Other reviews of the Euripides were less damning or else reserved judgment until the appearance of the second volume (e.g. Westminster Magazine, February 1782, 26). That appearing in the Monthly Review (LXVII [1782], 242) however complained of "several expressions too familiar and prosaic for the tragic Muse, and which by no means were necessary to give a faithful representation of the original". See also Penelope Wilson, 'Classical poetry and the eighteenth-century reader', 80.

[21]

Richard Jodrell, Illustrations of Euripides, on the ion and the Bacchae (London, 1781). A second volume on The Alcestis was published in 1789. Jodrell used Potter's (unpublished) translation in various illustrations from the text, acknowledged only by the translator's name given in brackets. He did not however mention the forthcoming edition among the list of modern poetical translations (p. 610). Potter and Wodhull together received fleeting praise in the second volume (p. 365).

[22]

Wodhull's translation is usually considered to be inferior to that of Potter (Clarke, Greek Studies in England 1700-1830, 151); the Critical Review pronounced, "The translation is accurate and just, the poetry, in general, inharmonious, and the dialogue flat and prosaic". However, coming after Potter, this work was not submitted to the same contemporary criticism.

[23]

Potter also reported to Edward Jerningham that the work was printed and would immediately be published on 3 March 1783 (Huntington Lib. JE 4165, and Bettany, Edward Jerningham, 339.

[24]

Robert Potter, An inquiry into some passages in Dr. Johnson's Lives of the poets: particularly his observations on lyric poetry, and the odes of Gray (London, 1783). "The ninth Pythian ode of Pindar translated" appeared as an appendix to this work (pp. 39-50). The manuscript is N.L.W. Ms. 12499, Wigfair 99.

[25]

See also letters to Elizabeth Montague of 1 July 1783 and 17 March 1786 (MO 4165, 4171), and eight similar references in letters to Edward Jerningham between 3 February 1784 and 14 August 1785 (Bettany, Edward Jerningham, 340-351).

[26]

Dr Thomas Francklin, the first significant translator of Sophocles, had died in 1784.

[27]

John Fenn, Original letters, written during the reigns of Henry VI., Edward IV., and Richard III., 4v. (1787-89). Fenn's correspondence with Robinson, together with the draft of a letter of presentation of this work to Robert Potter, are preserved in B.L. Addl.
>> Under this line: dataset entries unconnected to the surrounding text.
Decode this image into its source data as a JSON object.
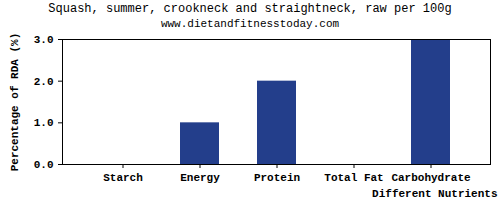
{
  "chart_data": {
    "type": "bar",
    "title": "Squash, summer, crookneck and straightneck, raw per 100g",
    "subtitle": "www.dietandfitnesstoday.com",
    "x_label": "Different Nutrients",
    "y_label": "Percentage of RDA (%)",
    "categories": [
      "Starch",
      "Energy",
      "Protein",
      "Total Fat",
      "Carbohydrate"
    ],
    "values": [
      0,
      1,
      2,
      0,
      3
    ],
    "color": "#233e8b",
    "ylim": [
      0,
      3
    ],
    "yticks": [
      {
        "value": 0,
        "label": "0.0"
      },
      {
        "value": 1,
        "label": "1.0"
      },
      {
        "value": 2,
        "label": "2.0"
      },
      {
        "value": 3,
        "label": "3.0"
      }
    ],
    "grid": false
  }
}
Ms 27454.

[28]

For example, see the Gentleman's Magazine (LXIII [1788], 343-344 and 429-431.

[29]

There were further editions of Potter's Aeschylus published in 1808, 1809, 1819 (all 8vo), 1833 16mo, 1886 8vo, and 1892 8vo. Euripides was likewise published in 1808, 8vo, 1814 8vo, 1832 12mo, 1887 8vo, 1906. The Sophocles was reprinted only in 1808 and 1880 (both 8vo).

[30]

Quoted from G. A. Carthew, The hundred of Launditch, and Deanery of Brisley in the county of Norfolk, 3v. (Norwich, 1877-79), III. 362.